Due to open on 25 September, the £900,000 Maggie's Dundee is a therapy centre for cancer patients built in the landscaped grounds of the town's Ninewells NHS hospital. It is the second Maggie's Centre to be built from a list of 10 commissioned from signature architects including Zaha Hadid and Richard Rogers Partnership.
Gehry's single-storey building has a roof of irregularly folding plates that reflects the surrounding hills and a bulging two-storey tower reminiscent of a lighthouse. The concertina roof is constructed from laminated timber and finished in stainless-steel shingles with a soft matt finish intended to reflect the clouds, while the tower has been rendered and painted white.
The Californian architect has said that the Maggie's, though one of his smallest projects, is his "best design yet". Gehry has described the building "as shining like a beacon to cancer sufferers around the country".
All Maggie's Centres are located next to NHS cancer treatment centres and are intended "to help people affected by cancer address the impact of the disease on their lives". The building in Dundee contains little more than a common room, kitchen-diner and library, with a family room upstairs in the tower.
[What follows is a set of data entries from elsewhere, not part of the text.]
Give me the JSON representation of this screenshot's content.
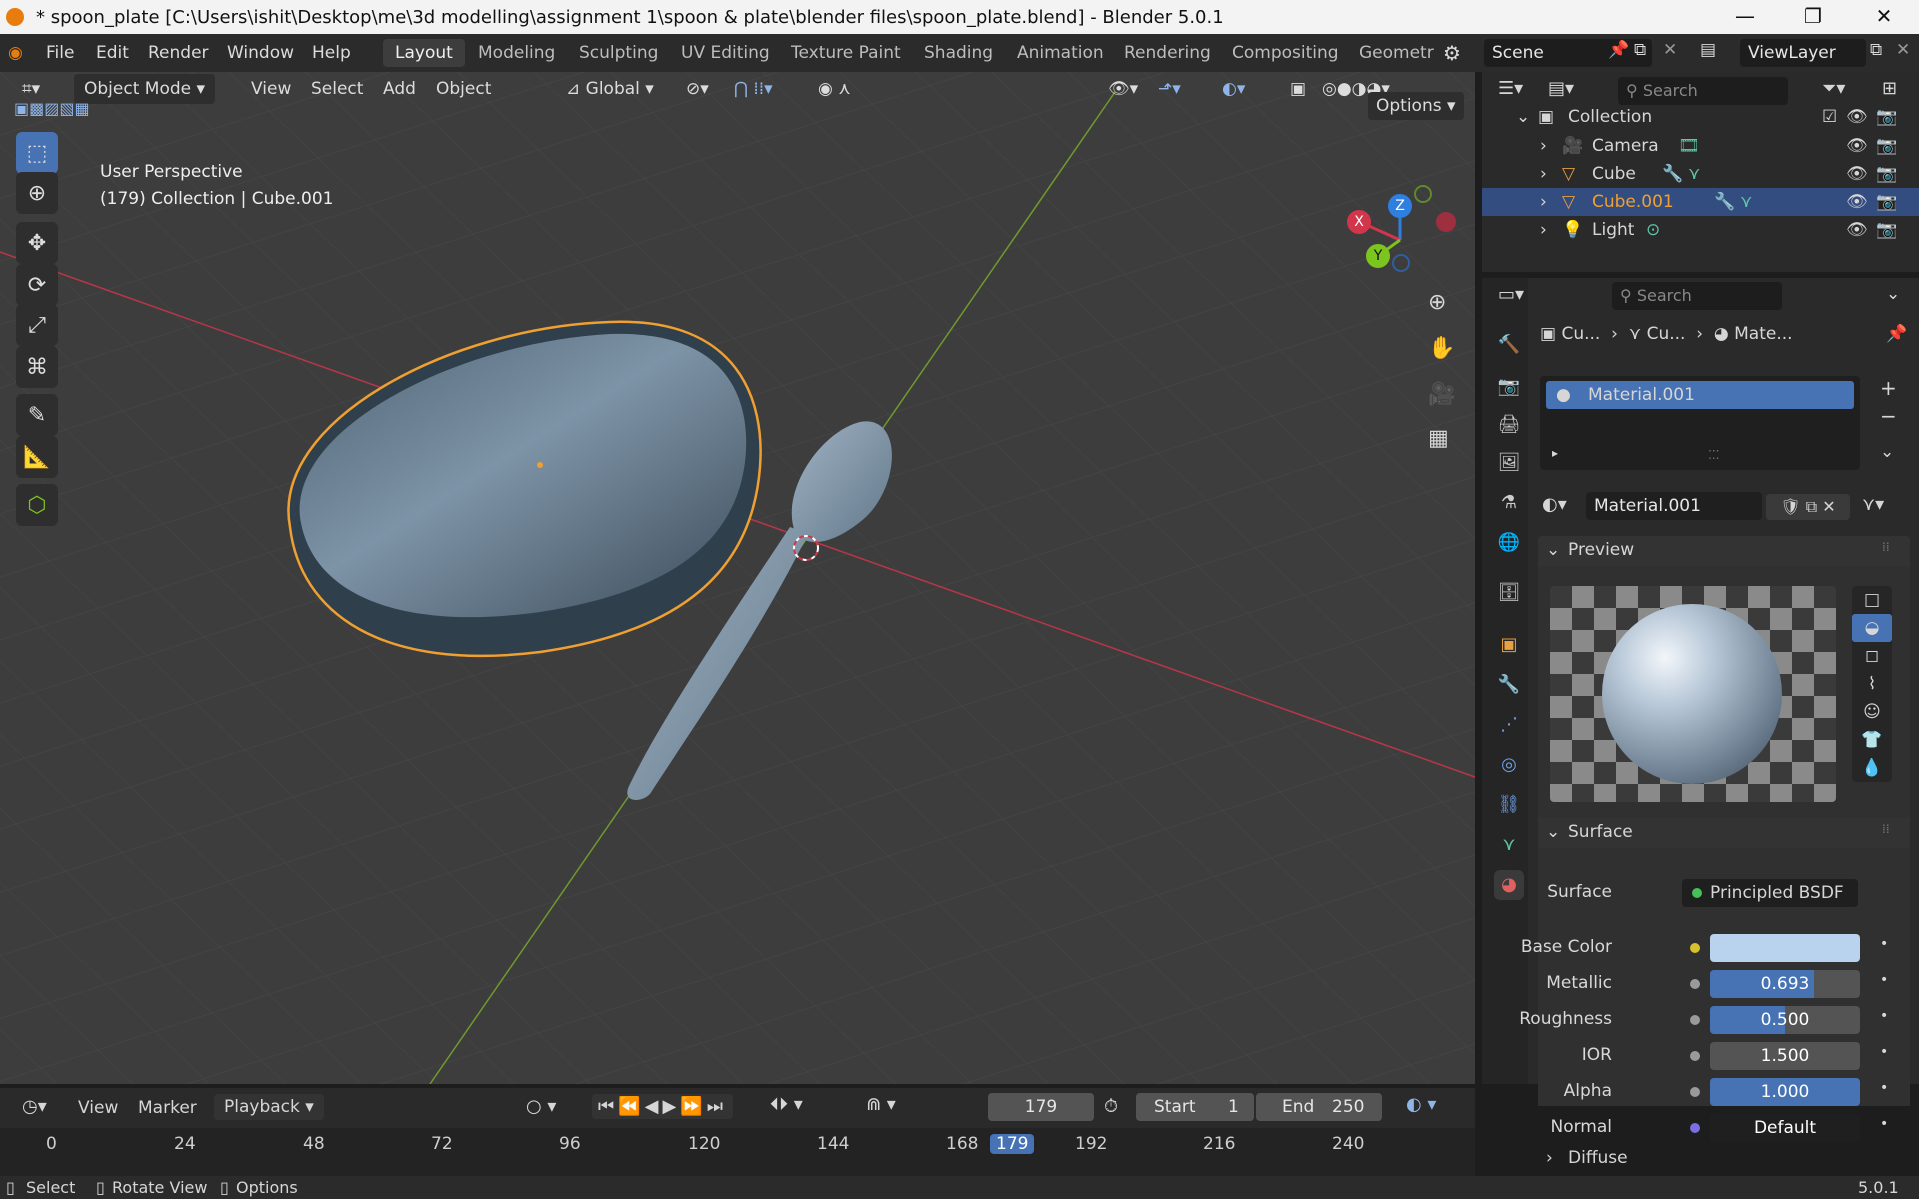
{
  "window": {
    "title": "* spoon_plate [C:\\Users\\ishit\\Desktop\\me\\3d modelling\\assignment 1\\spoon & plate\\blender files\\spoon_plate.blend] - Blender 5.0.1",
    "minimize": "—",
    "maximize": "❐",
    "close": "✕"
  },
  "menu": {
    "file": "File",
    "edit": "Edit",
    "render": "Render",
    "window": "Window",
    "help": "Help"
  },
  "workspaces": [
    "Layout",
    "Modeling",
    "Sculpting",
    "UV Editing",
    "Texture Paint",
    "Shading",
    "Animation",
    "Rendering",
    "Compositing",
    "Geometr"
  ],
  "scene": {
    "name": "Scene",
    "view_layer": "ViewLayer"
  },
  "viewport": {
    "mode": "Object Mode",
    "view": "View",
    "select": "Select",
    "add": "Add",
    "object": "Object",
    "orientation": "Global",
    "options": "Options",
    "info_line1": "User Perspective",
    "info_line2": "(179) Collection | Cube.001",
    "gizmo": {
      "x": "X",
      "y": "Y",
      "z": "Z"
    }
  },
  "outliner": {
    "search_placeholder": "Search",
    "collection": "Collection",
    "items": [
      "Camera",
      "Cube",
      "Cube.001",
      "Light"
    ],
    "selected": "Cube.001"
  },
  "properties": {
    "search_placeholder": "Search",
    "breadcrumb": [
      "Cu...",
      "Cu...",
      "Mate..."
    ],
    "slot": "Material.001",
    "material_name": "Material.001",
    "preview_header": "Preview",
    "surface_header": "Surface",
    "surface_label": "Surface",
    "surface_value": "Principled BSDF",
    "fields": [
      {
        "label": "Base Color",
        "value": "",
        "fill": 1.0,
        "color": "#b9d2ee"
      },
      {
        "label": "Metallic",
        "value": "0.693",
        "fill": 0.693
      },
      {
        "label": "Roughness",
        "value": "0.500",
        "fill": 0.5
      },
      {
        "label": "IOR",
        "value": "1.500",
        "fill": 0
      },
      {
        "label": "Alpha",
        "value": "1.000",
        "fill": 1.0
      },
      {
        "label": "Normal",
        "value": "Default",
        "fill": 0
      }
    ],
    "diffuse_header": "Diffuse"
  },
  "timeline": {
    "view": "View",
    "marker": "Marker",
    "playback": "Playback",
    "current_frame": "179",
    "start_label": "Start",
    "start": "1",
    "end_label": "End",
    "end": "250",
    "frames": [
      "0",
      "24",
      "48",
      "72",
      "96",
      "120",
      "144",
      "168",
      "179",
      "192",
      "216",
      "240"
    ]
  },
  "statusbar": {
    "select": "Select",
    "rotate": "Rotate View",
    "options": "Options",
    "version": "5.0.1"
  },
  "colors": {
    "accent": "#4772b3",
    "selection": "#334d80",
    "outline": "#f0a030",
    "x_axis": "#d1364a",
    "y_axis": "#7cc51e",
    "z_axis": "#2f7fe0"
  }
}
Its curving glass facade faces out over the Firth of Tay, and inside pools of daylight create a warm and friendly environment.
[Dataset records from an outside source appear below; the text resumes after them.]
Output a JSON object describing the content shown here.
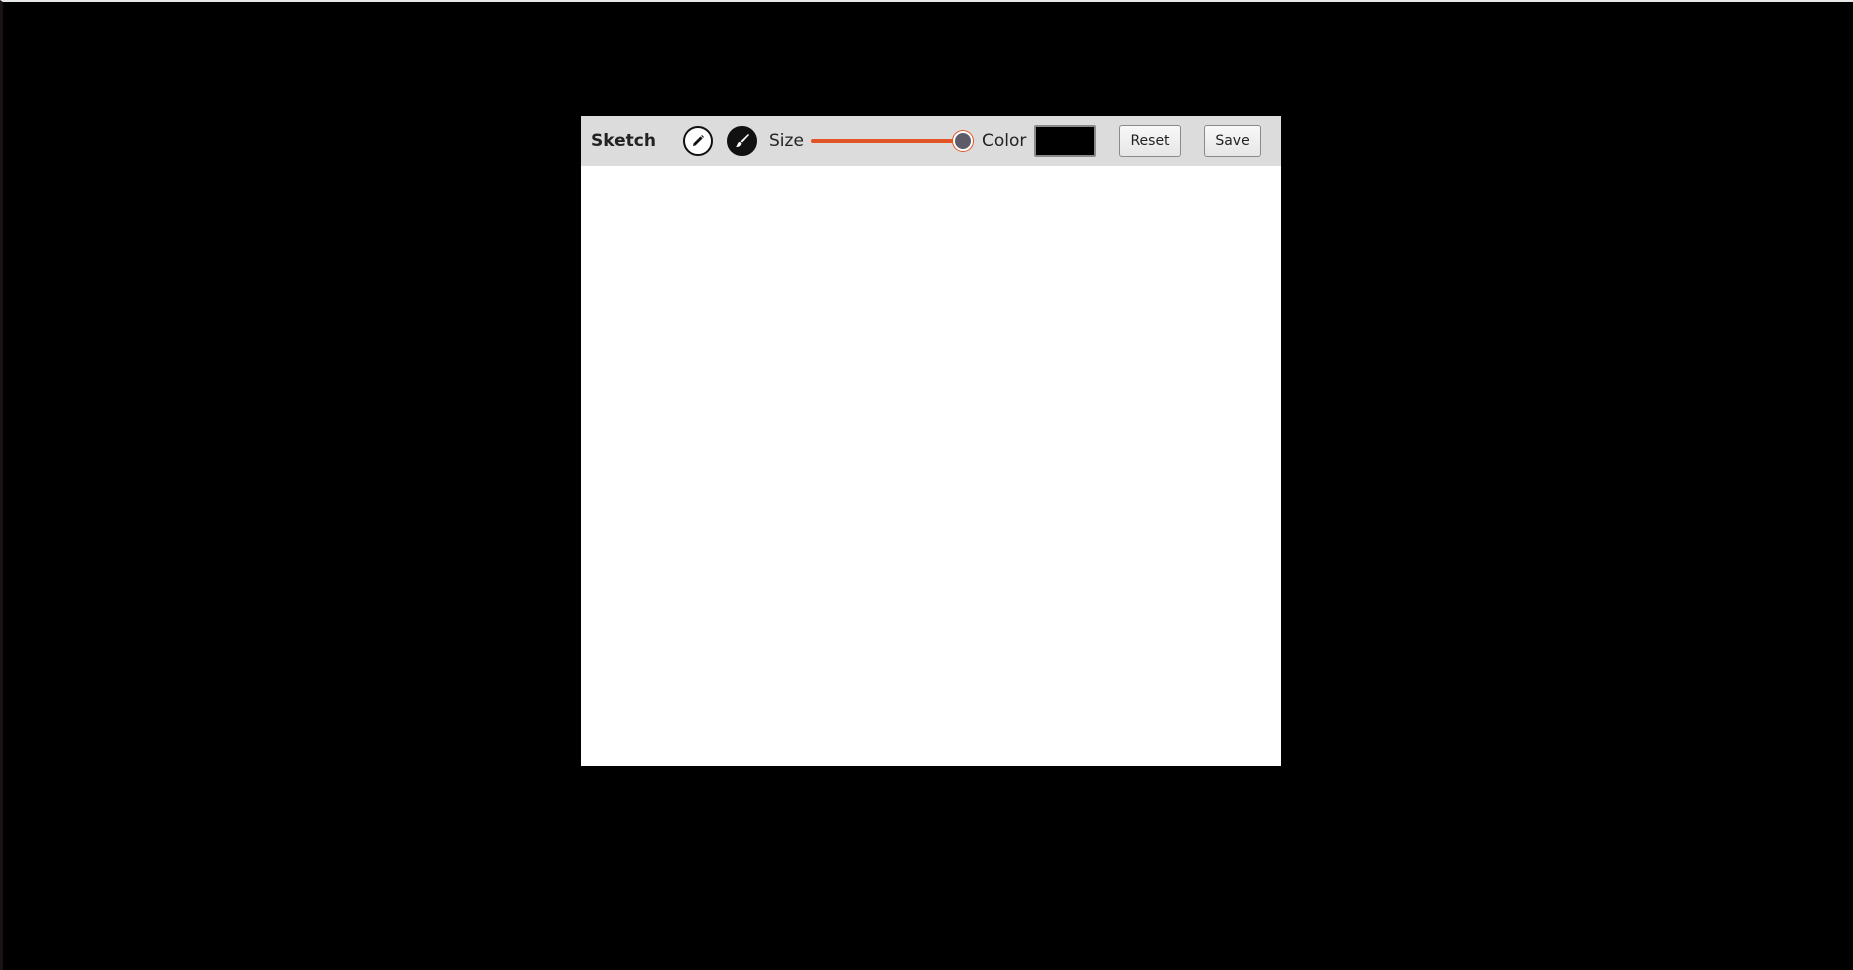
{
  "app": {
    "title": "Sketch"
  },
  "toolbar": {
    "tools": [
      {
        "name": "pencil",
        "icon": "pencil-icon",
        "active": false
      },
      {
        "name": "brush",
        "icon": "brush-icon",
        "active": true
      }
    ],
    "size_label": "Size",
    "size_value_fraction": 0.95,
    "color_label": "Color",
    "color_value": "#000000",
    "reset_label": "Reset",
    "save_label": "Save"
  },
  "colors": {
    "background": "#000000",
    "toolbar": "#dcdcdc",
    "canvas": "#ffffff",
    "slider_accent": "#e25424",
    "slider_thumb": "#5c5c69"
  }
}
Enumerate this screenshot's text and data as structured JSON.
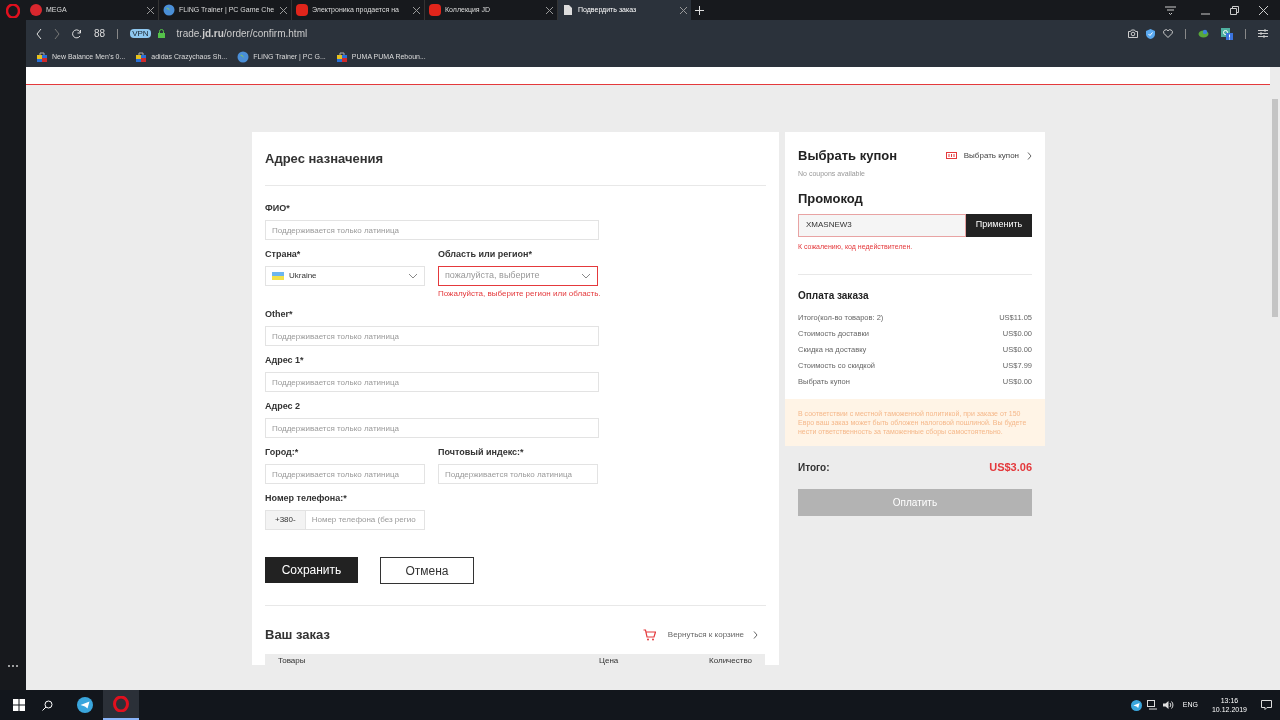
{
  "browser": {
    "tabs": [
      {
        "title": "MEGA",
        "selected": false
      },
      {
        "title": "FLiNG Trainer | PC Game Che",
        "selected": false
      },
      {
        "title": "Электроника продается на",
        "selected": false
      },
      {
        "title": "Коллекция JD",
        "selected": false
      },
      {
        "title": "Подвердить заказ",
        "selected": true
      }
    ],
    "address": "trade.**jd.ru**/order/confirm.html",
    "vpn": "VPN",
    "speed_dial": "88",
    "bookmarks": [
      {
        "title": "New Balance Men's 0..."
      },
      {
        "title": "adidas Crazychaos Sh..."
      },
      {
        "title": "FLiNG Trainer | PC G..."
      },
      {
        "title": "PUMA PUMA Reboun..."
      }
    ]
  },
  "address_form": {
    "title": "Адрес назначения",
    "rows": [
      [
        {
          "kind": "text",
          "label": "ФИО*",
          "placeholder": "Поддерживается только латиница"
        }
      ],
      [
        {
          "kind": "select",
          "label": "Страна*",
          "value": "Ukraine"
        },
        {
          "kind": "select",
          "label": "Область или регион*",
          "placeholder": "пожалуйста, выберите",
          "error": "Пожалуйста, выберите регион или область."
        }
      ],
      [
        {
          "kind": "text",
          "label": "Other*",
          "placeholder": "Поддерживается только латиница"
        }
      ],
      [
        {
          "kind": "text",
          "label": "Адрес 1*",
          "placeholder": "Поддерживается только латиница"
        }
      ],
      [
        {
          "kind": "text",
          "label": "Адрес 2",
          "placeholder": "Поддерживается только латиница"
        }
      ],
      [
        {
          "kind": "text",
          "label": "Город:*",
          "placeholder": "Поддерживается только латиница"
        },
        {
          "kind": "text",
          "label": "Почтовый индекс:*",
          "placeholder": "Поддерживается только латиница"
        }
      ],
      [
        {
          "kind": "phone",
          "label": "Номер телефона:*",
          "prefix": "+380-",
          "placeholder": "Номер телефона (без регио"
        }
      ]
    ],
    "save": "Сохранить",
    "cancel": "Отмена"
  },
  "order": {
    "title": "Ваш заказ",
    "back_link": "Вернуться к корзине",
    "columns": [
      "Товары",
      "Цена",
      "Количество"
    ]
  },
  "coupon": {
    "title": "Выбрать купон",
    "link": "Выбрать купон",
    "note": "No coupons available"
  },
  "promo": {
    "title": "Промокод",
    "value": "XMASNEW3",
    "apply": "Применить",
    "error": "К сожалению, код недействителен."
  },
  "payment": {
    "title": "Оплата заказа",
    "rows": [
      {
        "label": "Итого(кол-во товаров: 2)",
        "value": "US$11.05"
      },
      {
        "label": "Стоимость доставки",
        "value": "US$0.00"
      },
      {
        "label": "Скидка на доставку",
        "value": "US$0.00"
      },
      {
        "label": "Стоимость со скидкой",
        "value": "US$7.99"
      },
      {
        "label": "Выбрать купон",
        "value": "US$0.00"
      }
    ],
    "notice": "В соответствии с местной таможенной политикой, при заказе от 150 Евро ваш заказ может быть обложен налоговой пошлиной. Вы будете нести ответственность за таможенные сборы самостоятельно.",
    "total_label": "Итого:",
    "total": "US$3.06",
    "pay": "Оплатить",
    "pay_disabled": true
  },
  "taskbar": {
    "language": "ENG",
    "time": "13:16",
    "date": "10.12.2019"
  }
}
Gehry donated his design services for the building as a personal tribute to Maggie Keswick Jencks, who set up the charity before she died of breast cancer in 1995. Speaking after completing the design, he said: "Designing this Maggie's Centre was a labour of love, and I had such a wonderful friendship with Maggie." Gehry and Keswick Jencks had been introduced by her husband, architectural critic Charles Jencks, who now plays a key role in commissioning the buildings.
Maggie's Dundee was built by HBG Construction, with James F Stephen as executive architect, Arup Scotland as structural engineer and DI Burchell & Partners as quantity surveyor.